My mother, Jane Jones, who has died aged 89, was a primary school teacher with a passion for Shakespeare. She always said there were two men in her life: her husband, John, and William Shakespeare himself. She kept a well-thumbed copy of the Sonnets in her handbag throughout her life, and could recite many of them by heart.
Born in Bromborough, Wirral, to Nora (nee Darlington) and Fred Hosker, a soap factory worker who eventually became a research chemist at Lever Brothers in Port Sunlight, Jane discovered Shakespeare at Wirral grammar school for girls, and as a teenager frequented the matinees at Liverpool Playhouse. She then trained at Worcester Teacher Training College, where she met her future husband, John Jones. They married in 1956 after she had spent 18 months recovering from tuberculosis in a sanatorium, where she was wheeled outside every day regardless of the weather.
At first Jane and John lived with his extended family in Hayes, west London, where their daughters, Sarah and I, were born, before moving back to Worcester; a son, Gareth, soon followed. As we grew up, she took us to see many RSC performances in Stratford-upon-Avon, including Judi Dench in Twelfth Night and Peter Brook’s groundbreaking production of A Midsummer Night’s Dream.
After some early years of looking after her children, Jane worked full-time as a teacher, first at Henwick Park infants school in Worcester (1969-71) and then, after the family had moved to Hindhead, Surrey, at Shottermill infants school in nearby Haslemere, becoming deputy head in 1983.
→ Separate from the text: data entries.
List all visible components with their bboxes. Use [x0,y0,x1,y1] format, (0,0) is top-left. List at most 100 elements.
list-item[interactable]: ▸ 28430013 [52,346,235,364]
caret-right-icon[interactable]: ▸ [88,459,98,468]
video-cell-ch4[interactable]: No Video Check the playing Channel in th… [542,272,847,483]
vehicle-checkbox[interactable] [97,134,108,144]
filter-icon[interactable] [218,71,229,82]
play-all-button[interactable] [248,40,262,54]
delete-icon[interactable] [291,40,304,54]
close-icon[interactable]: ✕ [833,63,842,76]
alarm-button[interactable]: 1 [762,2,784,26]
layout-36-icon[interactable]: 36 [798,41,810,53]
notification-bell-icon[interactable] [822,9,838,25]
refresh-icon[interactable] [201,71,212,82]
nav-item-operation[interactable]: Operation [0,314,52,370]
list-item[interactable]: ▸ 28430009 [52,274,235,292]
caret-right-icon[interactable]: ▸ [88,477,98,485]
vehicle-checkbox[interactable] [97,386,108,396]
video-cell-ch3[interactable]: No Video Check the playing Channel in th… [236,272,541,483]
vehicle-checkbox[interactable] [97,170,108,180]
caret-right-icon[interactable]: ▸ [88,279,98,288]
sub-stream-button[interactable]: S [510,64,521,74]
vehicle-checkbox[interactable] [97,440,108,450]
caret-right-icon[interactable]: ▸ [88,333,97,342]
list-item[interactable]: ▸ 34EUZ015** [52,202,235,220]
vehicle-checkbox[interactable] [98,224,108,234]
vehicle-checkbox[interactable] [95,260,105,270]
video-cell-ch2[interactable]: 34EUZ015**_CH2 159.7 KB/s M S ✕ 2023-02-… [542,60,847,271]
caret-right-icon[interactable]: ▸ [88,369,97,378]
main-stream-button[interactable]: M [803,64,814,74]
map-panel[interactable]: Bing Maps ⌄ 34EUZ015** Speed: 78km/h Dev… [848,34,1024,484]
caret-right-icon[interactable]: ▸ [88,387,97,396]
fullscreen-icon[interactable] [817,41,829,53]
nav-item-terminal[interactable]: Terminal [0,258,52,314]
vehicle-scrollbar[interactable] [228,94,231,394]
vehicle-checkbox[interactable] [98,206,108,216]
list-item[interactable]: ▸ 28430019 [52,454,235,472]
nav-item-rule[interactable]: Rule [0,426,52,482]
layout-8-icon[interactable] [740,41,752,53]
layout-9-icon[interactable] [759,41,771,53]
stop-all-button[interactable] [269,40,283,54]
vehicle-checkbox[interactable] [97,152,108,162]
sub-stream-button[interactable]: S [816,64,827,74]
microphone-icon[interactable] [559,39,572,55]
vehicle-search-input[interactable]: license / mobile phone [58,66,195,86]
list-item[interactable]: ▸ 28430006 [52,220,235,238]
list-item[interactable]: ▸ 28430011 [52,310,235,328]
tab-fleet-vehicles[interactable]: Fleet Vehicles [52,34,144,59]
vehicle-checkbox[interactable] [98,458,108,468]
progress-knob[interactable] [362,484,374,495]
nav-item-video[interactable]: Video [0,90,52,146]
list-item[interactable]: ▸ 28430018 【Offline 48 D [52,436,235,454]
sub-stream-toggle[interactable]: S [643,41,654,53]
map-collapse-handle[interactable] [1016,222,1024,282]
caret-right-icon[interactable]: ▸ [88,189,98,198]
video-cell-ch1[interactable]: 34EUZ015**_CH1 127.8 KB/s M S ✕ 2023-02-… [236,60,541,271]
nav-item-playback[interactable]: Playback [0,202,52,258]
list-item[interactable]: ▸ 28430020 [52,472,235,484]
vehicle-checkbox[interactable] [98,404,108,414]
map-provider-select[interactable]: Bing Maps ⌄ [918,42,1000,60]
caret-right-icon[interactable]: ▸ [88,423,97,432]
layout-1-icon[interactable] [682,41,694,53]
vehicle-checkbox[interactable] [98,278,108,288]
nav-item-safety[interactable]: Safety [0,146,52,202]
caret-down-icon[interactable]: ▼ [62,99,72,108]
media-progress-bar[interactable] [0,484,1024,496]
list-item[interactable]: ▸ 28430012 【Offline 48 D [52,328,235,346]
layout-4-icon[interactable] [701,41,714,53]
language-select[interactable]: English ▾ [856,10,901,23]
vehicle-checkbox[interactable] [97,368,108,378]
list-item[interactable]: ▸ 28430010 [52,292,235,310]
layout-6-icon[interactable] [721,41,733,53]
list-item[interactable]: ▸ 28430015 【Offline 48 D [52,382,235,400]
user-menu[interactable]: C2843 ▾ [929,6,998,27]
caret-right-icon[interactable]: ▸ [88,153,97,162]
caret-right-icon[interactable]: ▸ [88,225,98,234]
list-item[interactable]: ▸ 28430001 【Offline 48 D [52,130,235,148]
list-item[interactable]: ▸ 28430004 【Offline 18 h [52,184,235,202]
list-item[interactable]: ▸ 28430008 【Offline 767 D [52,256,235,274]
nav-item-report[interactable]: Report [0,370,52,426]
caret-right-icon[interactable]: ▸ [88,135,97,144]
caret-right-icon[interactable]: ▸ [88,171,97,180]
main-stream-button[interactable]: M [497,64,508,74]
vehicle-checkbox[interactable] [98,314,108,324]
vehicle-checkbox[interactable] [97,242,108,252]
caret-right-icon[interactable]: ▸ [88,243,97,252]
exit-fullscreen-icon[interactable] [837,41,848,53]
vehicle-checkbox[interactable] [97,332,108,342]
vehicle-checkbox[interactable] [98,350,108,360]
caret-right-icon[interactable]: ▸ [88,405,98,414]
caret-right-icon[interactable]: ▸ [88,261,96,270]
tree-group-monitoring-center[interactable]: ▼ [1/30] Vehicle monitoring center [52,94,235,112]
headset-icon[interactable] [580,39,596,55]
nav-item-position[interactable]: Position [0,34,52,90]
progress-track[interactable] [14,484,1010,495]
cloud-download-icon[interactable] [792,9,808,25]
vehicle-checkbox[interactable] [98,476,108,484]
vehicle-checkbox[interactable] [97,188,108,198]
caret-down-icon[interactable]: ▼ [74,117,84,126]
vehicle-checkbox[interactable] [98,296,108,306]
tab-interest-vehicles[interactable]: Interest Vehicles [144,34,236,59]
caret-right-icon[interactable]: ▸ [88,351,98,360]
After retirement in 1990 she signed up as a friend of the Globe theatre in London, often taking her grandchildren there, and continued to work at Shottermill as a part-time teacher until leaving fully in 1999.
John died in 2007, and Jane was diagnosed with Alzheimer’s in 2009. However, her positive attitude and ability to connect with people helped her to live well with dementia in a warden-assisted flat in Guildford and, for the last 11 years of her life, in a care home in Hove, East Sussex.
In 2015 she became part of the first cohort of people to join the Time for Dementia initiative, developed by the Brighton and Sussex medical school, in which medical students visit dementia patients, along with their carers, to learn about the condition. She loved having contact with students again, and it was wonderful to see her inspiring others right to the end.
She is survived by Sarah, Gareth and me, and six grandchildren.